The neurologic complications of HIV infection remain a clinical challenge. In the early days of the epidemic, it became clear that the virus has a predilection for the CNS. Before the advent of antiretroviral therapy, a large proportion of HIV-infected individuals developed neurocognitive disorders of varying severity, including a profound dementia. With the introduction of antiretroviral therapy, and more recently with the clinical implementation of highly active antiretroviral therapy (HAART), the incidence of neurocognitive disorders has decreased dramatically. Although HAART has prolonged the life expectancy of HIV-infected individuals, it has raised the fear of an increasing prevalence of neurologic disorders in this population.

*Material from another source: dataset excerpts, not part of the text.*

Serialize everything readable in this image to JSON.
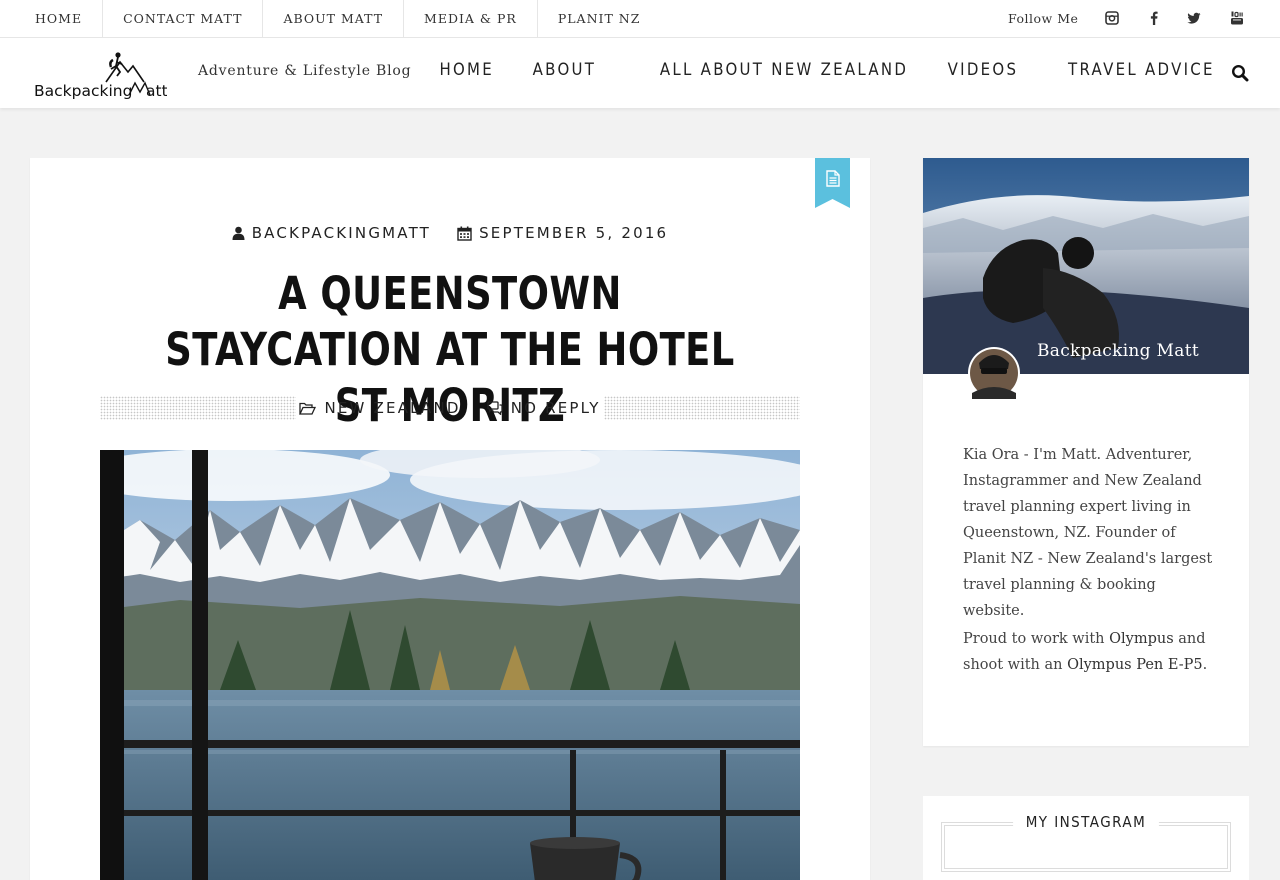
{
  "topbar": {
    "links": [
      "HOME",
      "CONTACT MATT",
      "ABOUT MATT",
      "MEDIA & PR",
      "PLANIT NZ"
    ],
    "follow_label": "Follow Me",
    "social_icons": [
      "instagram-icon",
      "facebook-icon",
      "twitter-icon",
      "youtube-icon"
    ]
  },
  "header": {
    "logo_text": "Backpacking Matt",
    "tagline": "Adventure & Lifestyle Blog",
    "nav": [
      "HOME",
      "ABOUT",
      "ALL ABOUT NEW ZEALAND",
      "VIDEOS",
      "TRAVEL ADVICE"
    ],
    "search_icon": "search-icon"
  },
  "post": {
    "format_icon": "document-icon",
    "author": "BACKPACKINGMATT",
    "date": "SEPTEMBER 5, 2016",
    "title": "A QUEENSTOWN STAYCATION AT THE HOTEL ST MORITZ",
    "category": "NEW ZEALAND",
    "comments": "NO REPLY"
  },
  "sidebar": {
    "about": {
      "name": "Backpacking Matt",
      "bio": "Kia Ora - I'm Matt. Adventurer, Instagrammer and New Zealand travel planning expert living in Queenstown, NZ. Founder of Planit NZ - New Zealand's largest travel planning & booking website.",
      "partner_prefix": "Proud to work with ",
      "partner_link": "Olympus",
      "camera_prefix": " and shoot with an ",
      "camera_link": "Olympus Pen E-P5",
      "camera_suffix": "."
    },
    "instagram_title": "MY INSTAGRAM"
  },
  "colors": {
    "ribbon": "#5bc0de",
    "background": "#f2f2f2"
  }
}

Neuroimaging has played a central role in the management of HIV/AIDS patients, particularly in the diagnosis of opportunistic infections and neoplasms that are seen in this population. Structural neuroimaging has had a limited role in the study of what has come to be known as “neuroAIDS.” The neurocognitive abnormalities caused by HIV are thought to arise from injury and death of neurons; however, because the virus does not infect neurons themselves, neuronal injury is thought to arise by indirect mechanisms. The virus infects perivascular macrophages and microglia within the CNS, and it is believed that substances including cytokines and viral products generated by these cells ultimately result in neuronal injury. Early in the epidemic, severe atrophy and white matter abnormalities could be detected by use of imaging in patients with advanced neuroAIDS. In the era of HAART, by contrast, these findings are uncommon, except in populations with little or no access to health care.
Because few or no abnormalities are detectable by use of CT or MR imaging in the early stages of neuroAIDS, clinicians and investigators have used functional neuroimaging methods to measure objectively changes in the brain that are caused by the virus. Many methods have been employed successfully, including positron-emission tomography, single-photon emission tomography, blood oxygen level–dependent functional MR (fMR) imaging, dynamic contrast fMR imaging, MR spectroscopy, and standard diffusion MR imaging. In this issue of the AJNR, Ragin et al report that diffusion tensor (DT) imaging may be useful quantifying cumulative brain injury in neurocognitively impaired HIV-infected patients.
There would be many advantages to having a sensitive and reliable neuroimaging method suitable for study of early neuroAIDS. Despite the predilection of the virus for the brain, HIV encephalitis occurs in only one third of individuals who do not undergo therapy. This is thought to be due to both viral and host factors. Finding those who are susceptible to HIV-induced brain injury would be important to the administration of adjunctive therapies to prevent neuronal injury in this subset of patients. Such methods could also be important in elucidating the pathogenesis of neuroAIDS and developing suitable adjunctive therapy. The methods developed and used to date are not sufficiently sensitive to depict early changes in individual patients. The successful studies that have been performed to date have relied on cohorts of at least 10 patients. The great variability in progression of disease, not to mention the modification of its progression with HAART, makes studies of neuroAIDS exceedingly difficult to conduct.
Ragin et al demonstrate that DT imaging has joined the collection of functional neuroimaging techniques that may be useful in guiding the clinical management of neuroAIDS. They report that whole-brain fractional anisotropy (FA) was reduced in HIV-infected subjects and significantly associated with severity of dementia, as indicated by several widely used clinical and functional status measures. They also show that FA measures were more prognostic of dementia status than were apparent diffusion coefficient measures. They propose that FA measures the cumulative injury induced in the brain by HIV, that this methodology may provide insights into the biophysical basis of this injury, and that it may prove useful in understanding the pathogenesis of this disease. It is unclear whether DT imaging has the sensitivity for the early detection of this disease process. The difference in FA that distinguished HIV-infected individuals from control subjects was quite small in Ragin et al’s study. On the other hand, the dissemination of MR imaging systems with echo planar imaging capabilities has made DT imaging widely available. Also, there is little doubt that DT methodology will continue to evolve. It will be interesting to see how the evolution and application of DT imaging will affect our understanding of neuroAIDS and how it may help us in the management of patients with this disease.